In the process of further optimizing the support vector machine, I noticed that one of the disadvantages of support vector machines is that they are not scale invariant; therefore, I made the decision to normalize each feature to be between 0 and 1 before training the classifier. Next, I flattened the four-dimensional array into a one-dimensional array of features. With the flattened features array, I looped over all 400,000 images to create features for each image and stacked the flattened features into a big feature matrix. The resulting feature matrix is shaped so that the rows represent the images and the columns contain the features with 400,000 images and 784 features. The training dataset has now the shape of (360000,784). To avoid overfitting, I wanted to reduce the size of the features by linearly transforming the data so that most of the information in the data is contained within a small number of components. I did this by using sklearn’s PCA built in function.

Before training the model, I plotted the distribution of labels in the train set that’s shown below. Based on the plot, there is a slightly more instances of “none” images compared to the rest of the type of images. Though “none” had the most instances, the overall distribution across the labels don’t seem too unbalanced.

Distribution of labels in the training set

Along with accuracy, I observed the Confusion Matrix–which is a breakdown of predictions into a table showing correct predictions and the types of correct predictions made. After running through the data through the SVM linear kernel, the model accuracy on the test set is .55 for weighted average. For more details on the performance of the model.

Classification report for the SVM Classification Model (Linear Kernel) with normalized and feature transformed dataset

Classifier 3: Stochastic Gradient Descent

Initial model for Stochastic Gradient Descent

Stochastic Gradient Descent is a simple yet very efficient approach to learning linear classifiers under convex functions such as the linear SVM and Logistic Regression, the two models that I ran prior. The Stochastic Gradient Descent is advantageous since it is efficient. The accuracy of the model when used on the test set was around .52, more details in the performance of the model given in the report below.

Classification report for the Stochastic Gradient Descent Model

Optimize Stochastic Gradient Descent

By using sklearn’s PCA built in function, the accuracy has increased but not significantly. The accuracy obtained is around .56 with more details shown in the report below.

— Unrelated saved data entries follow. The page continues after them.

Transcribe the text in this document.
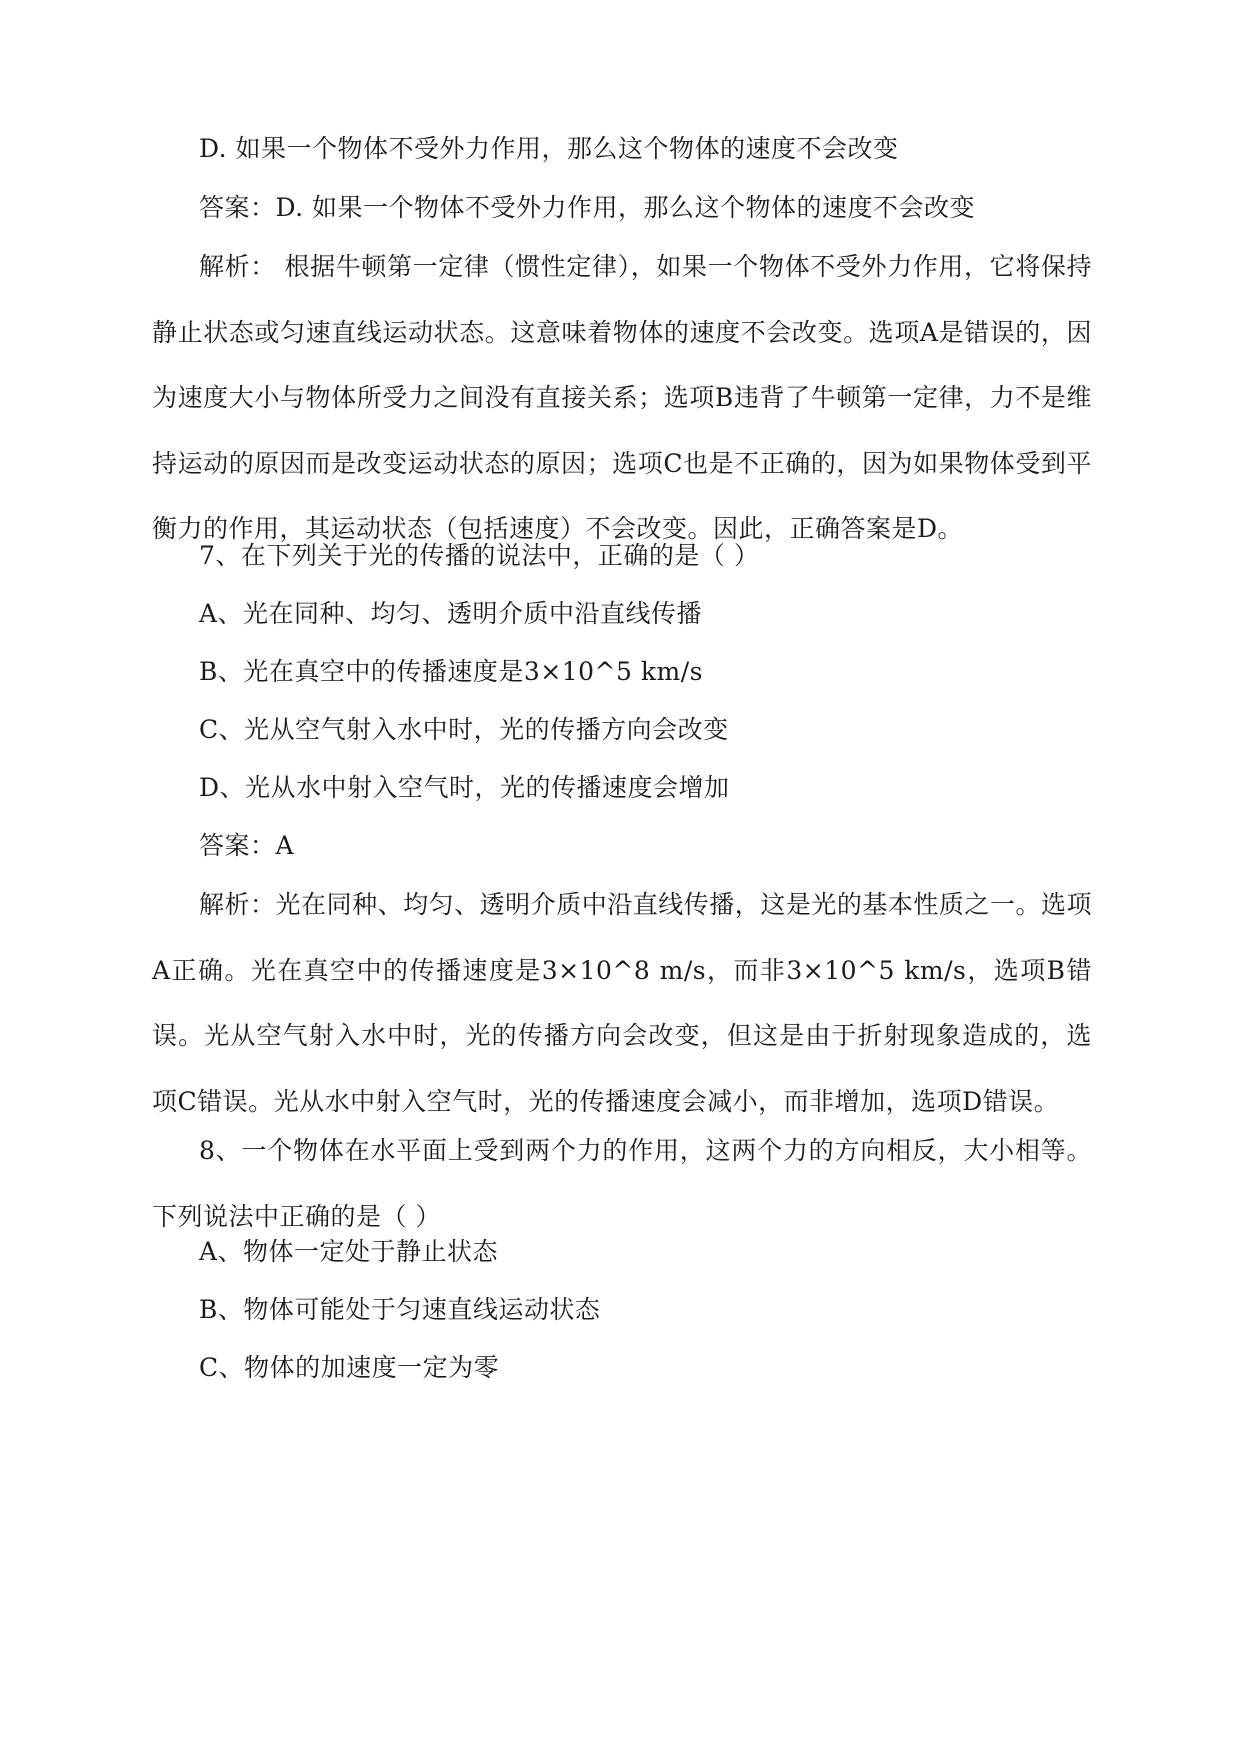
D. 如果一个物体不受外力作用，那么这个物体的速度不会改变
答案：D. 如果一个物体不受外力作用，那么这个物体的速度不会改变
解析： 根据牛顿第一定律（惯性定律），如果一个物体不受外力作用，它将保持静止状态或匀速直线运动状态。这意味着物体的速度不会改变。选项A是错误的，因为速度大小与物体所受力之间没有直接关系；选项B违背了牛顿第一定律，力不是维持运动的原因而是改变运动状态的原因；选项C也是不正确的，因为如果物体受到平衡力的作用，其运动状态（包括速度）不会改变。因此，正确答案是D。
7、在下列关于光的传播的说法中，正确的是（ ）
A、光在同种、均匀、透明介质中沿直线传播
B、光在真空中的传播速度是3×10^5 km/s
C、光从空气射入水中时，光的传播方向会改变
D、光从水中射入空气时，光的传播速度会增加
答案：A
解析：光在同种、均匀、透明介质中沿直线传播，这是光的基本性质之一。选项A正确。光在真空中的传播速度是3×10^8 m/s，而非3×10^5 km/s，选项B错误。光从空气射入水中时，光的传播方向会改变，但这是由于折射现象造成的，选项C错误。光从水中射入空气时，光的传播速度会减小，而非增加，选项D错误。
8、一个物体在水平面上受到两个力的作用，这两个力的方向相反，大小相等。下列说法中正确的是（ ）
A、物体一定处于静止状态
B、物体可能处于匀速直线运动状态
C、物体的加速度一定为零
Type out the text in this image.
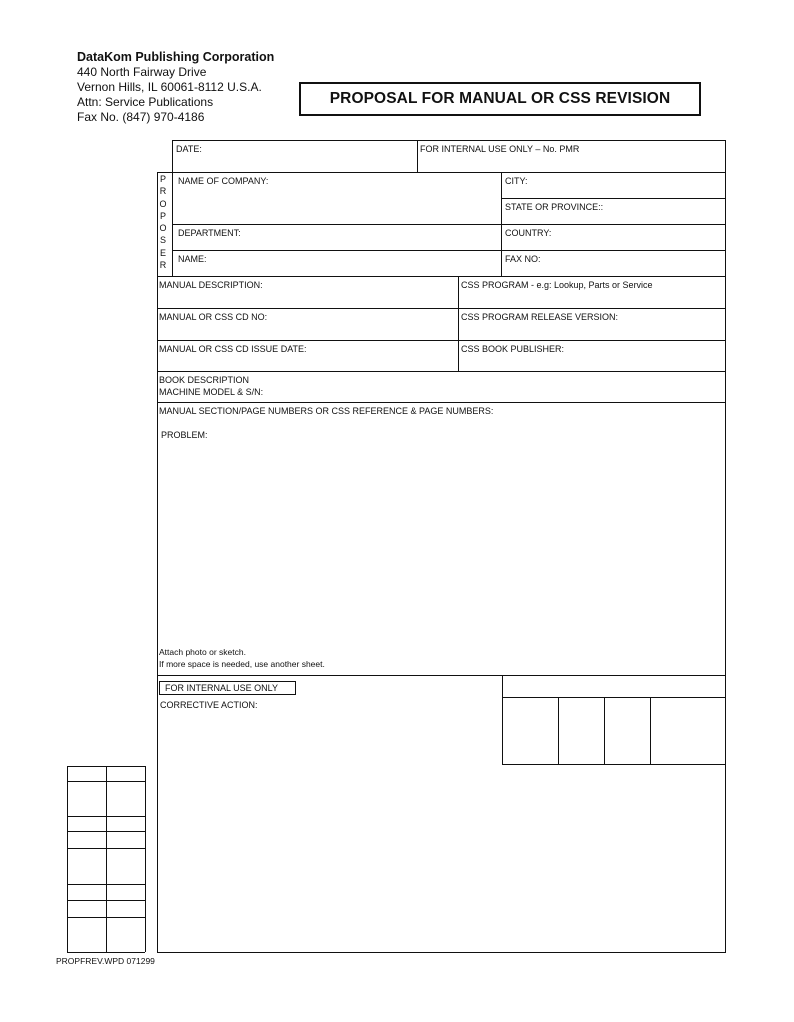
DataKom Publishing Corporation
440 North Fairway Drive
Vernon Hills, IL 60061-8112 U.S.A.
Attn: Service Publications
Fax No. (847) 970-4186
PROPOSAL FOR MANUAL OR CSS REVISION
DATE:	FOR INTERNAL USE ONLY – No. PMR
P
R
O
P
O
S
E
R
NAME OF COMPANY:	CITY:
STATE OR PROVINCE::
DEPARTMENT:	COUNTRY:
NAME:	FAX NO:
MANUAL DESCRIPTION:	CSS PROGRAM - e.g: Lookup, Parts or Service
MANUAL OR CSS CD NO:	CSS PROGRAM RELEASE VERSION:
MANUAL OR CSS CD ISSUE DATE:	CSS BOOK PUBLISHER:
BOOK DESCRIPTION
MACHINE MODEL & S/N:
MANUAL SECTION/PAGE NUMBERS OR CSS REFERENCE & PAGE NUMBERS:
PROBLEM:
Attach photo or sketch.
If more space is needed, use another sheet.
FOR INTERNAL USE ONLY
CORRECTIVE ACTION:
PROPFREV.WPD 071299
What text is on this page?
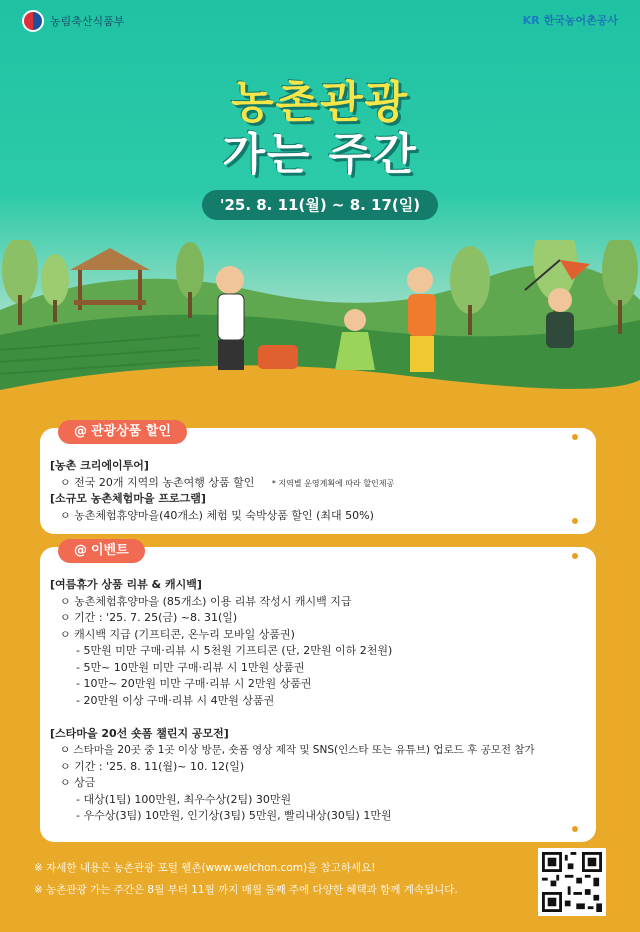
농림축산식품부	KR 한국농어촌공사
농촌관광
가는 주간
'25. 8. 11(월) ~ 8. 17(일)
@ 관광상품 할인
[농촌 크리에이투어]
ㅇ 전국 20개 지역의 농촌여행 상품 할인 * 지역별 운영계획에 따라 할인제공
[소규모 농촌체험마을 프로그램]
ㅇ 농촌체험휴양마을(40개소) 체험 및 숙박상품 할인 (최대 50%)
@ 이벤트
[여름휴가 상품 리뷰 & 캐시백]
ㅇ 농촌체험휴양마을 (85개소) 이용 리뷰 작성시 캐시백 지급
ㅇ 기간 : '25. 7. 25(금) ~8. 31(일)
ㅇ 캐시백 지급 (기프티콘, 온누리 모바일 상품권)
- 5만원 미만 구매·리뷰 시 5천원 기프티콘 (단, 2만원 이하 2천원)
- 5만~ 10만원 미만 구매·리뷰 시 1만원 상품권
- 10만~ 20만원 미만 구매·리뷰 시 2만원 상품권
- 20만원 이상 구매·리뷰 시 4만원 상품권
[스타마을 20선 숏폼 챌린지 공모전]
ㅇ 스타마을 20곳 중 1곳 이상 방문, 숏폼 영상 제작 및 SNS(인스타 또는 유튜브) 업로드 후 공모전 참가
ㅇ 기간 : '25. 8. 11(월)~ 10. 12(일)
ㅇ 상금
- 대상(1팀) 100만원, 최우수상(2팀) 30만원
- 우수상(3팀) 10만원, 인기상(3팀) 5만원, 빨리내상(30팀) 1만원
※ 자세한 내용은 농촌관광 포털 웰촌(www.welchon.com)을 참고하세요!
※ 농촌관광 가는 주간은 8월 부터 11월 까지 매월 둘째 주에 다양한 혜택과 함께 계속됩니다.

Classification report for the Optimized Stochastic Gradient Descent Model

Conclusion

In conclusion, I have decided to use the model with the highest accuracy. Surprisingly this came out to be the SVM classification model that is kernel based. The reason why this may be the strongest model that I have built is because the output in classification may not be linear with the input (the pixel features of the images).

References

  1. S, Aakash N. “Image Classification Using Logistic Regression in PyTorch.” Medium, DataScienceNetwork(DSNet),13May2019, medium.com/dsnet/image-classification-using-logistic-regression-in-pytorch-ebb96cc9eb 79.
  2. Galarnyk, Michael. “PCA Using Python (Scikit-Learn).” Medium, Towards Data Science, 4 Nov. 2019, towardsdatascience.com/pca-using-python-scikit-learn-e653f8989e60.
  3. Galarnyk, Michael. “PCA Using Python (Scikit-Learn).” Medium, Towards Data Science, 4 Nov. 2019, towardsdatascience.com/pca-using-python-scikit-learn-e653f8989e60.
  4. “1.4. Support Vector Machines.” Scikit, scikit-learn.org/stable/modules/svm.html.